The Netherlands’ Schiphol airport, the third busiest in Europe, has cut the number of flights by 12% to reduce pollution, becoming the first airport in the world limiting traffic to make the aviation industry more sustainable.
The decision of flight cut was made by the Netherland’s cabinet. Dutch Minister Mark Harbers of Infrastructure and Water Management said in the statement that the cap aims to restore “the balance between a well-operating international airport, the business climate, and the interests of a better and healthier living environment.”

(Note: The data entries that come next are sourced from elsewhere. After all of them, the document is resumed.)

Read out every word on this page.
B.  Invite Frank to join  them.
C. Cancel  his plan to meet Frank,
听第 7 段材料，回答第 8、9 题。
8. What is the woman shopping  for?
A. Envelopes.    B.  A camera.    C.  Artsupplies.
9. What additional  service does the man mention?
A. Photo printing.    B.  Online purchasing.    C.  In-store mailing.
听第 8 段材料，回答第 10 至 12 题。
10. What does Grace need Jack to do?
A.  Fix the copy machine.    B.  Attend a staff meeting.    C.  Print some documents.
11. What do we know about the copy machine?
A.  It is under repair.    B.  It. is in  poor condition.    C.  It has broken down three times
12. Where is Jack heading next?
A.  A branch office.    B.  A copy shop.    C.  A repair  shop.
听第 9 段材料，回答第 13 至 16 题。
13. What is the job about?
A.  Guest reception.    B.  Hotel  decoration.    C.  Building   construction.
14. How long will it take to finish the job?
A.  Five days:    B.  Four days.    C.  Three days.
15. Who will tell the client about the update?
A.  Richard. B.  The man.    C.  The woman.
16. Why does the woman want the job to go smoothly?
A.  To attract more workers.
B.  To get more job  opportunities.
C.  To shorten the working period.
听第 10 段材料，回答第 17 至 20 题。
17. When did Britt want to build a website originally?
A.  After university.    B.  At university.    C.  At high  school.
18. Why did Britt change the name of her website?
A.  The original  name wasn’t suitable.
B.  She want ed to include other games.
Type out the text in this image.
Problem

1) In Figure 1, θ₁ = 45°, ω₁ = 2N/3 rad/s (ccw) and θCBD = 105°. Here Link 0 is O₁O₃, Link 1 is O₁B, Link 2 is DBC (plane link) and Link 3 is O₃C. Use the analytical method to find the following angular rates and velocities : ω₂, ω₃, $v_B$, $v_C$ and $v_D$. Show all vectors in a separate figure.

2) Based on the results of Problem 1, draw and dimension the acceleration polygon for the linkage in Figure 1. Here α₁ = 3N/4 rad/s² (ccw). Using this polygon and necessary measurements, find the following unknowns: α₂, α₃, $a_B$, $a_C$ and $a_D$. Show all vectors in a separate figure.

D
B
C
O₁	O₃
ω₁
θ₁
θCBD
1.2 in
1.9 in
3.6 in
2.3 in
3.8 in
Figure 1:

The reduction in the number of flights will become effective by the end of 2023. Schiphol airport will limit the maximum number of flights each year to under 440,000. The Minister also highlights that the movements would lead to less noise pollution and fewer emissions of CO2, nitrogen, (ultra) particulate matter and other harmful substances.
However, the decision also causes criticism and disagreement. General Director Olivier Jankovec of Airports Council International (ACI Europe) said that “Amsterdam Schiphol Airport is what makes the Netherlands bigger than it is.” He insists that the reduction will inevitably make the Netherlands smaller.
Aviation accounts for 2.1% of global emissions. Greenpeace, which lobbied for Schiphol to reduce airport traffic, described the move as a “historic breakthrough.” Dewi Zloch, aviation expert at Greenpeace in the Netherlands pointed out that the cut is the impetus. Schiphol needs to eventually come up with a plan that takes the Paris Agreement into account.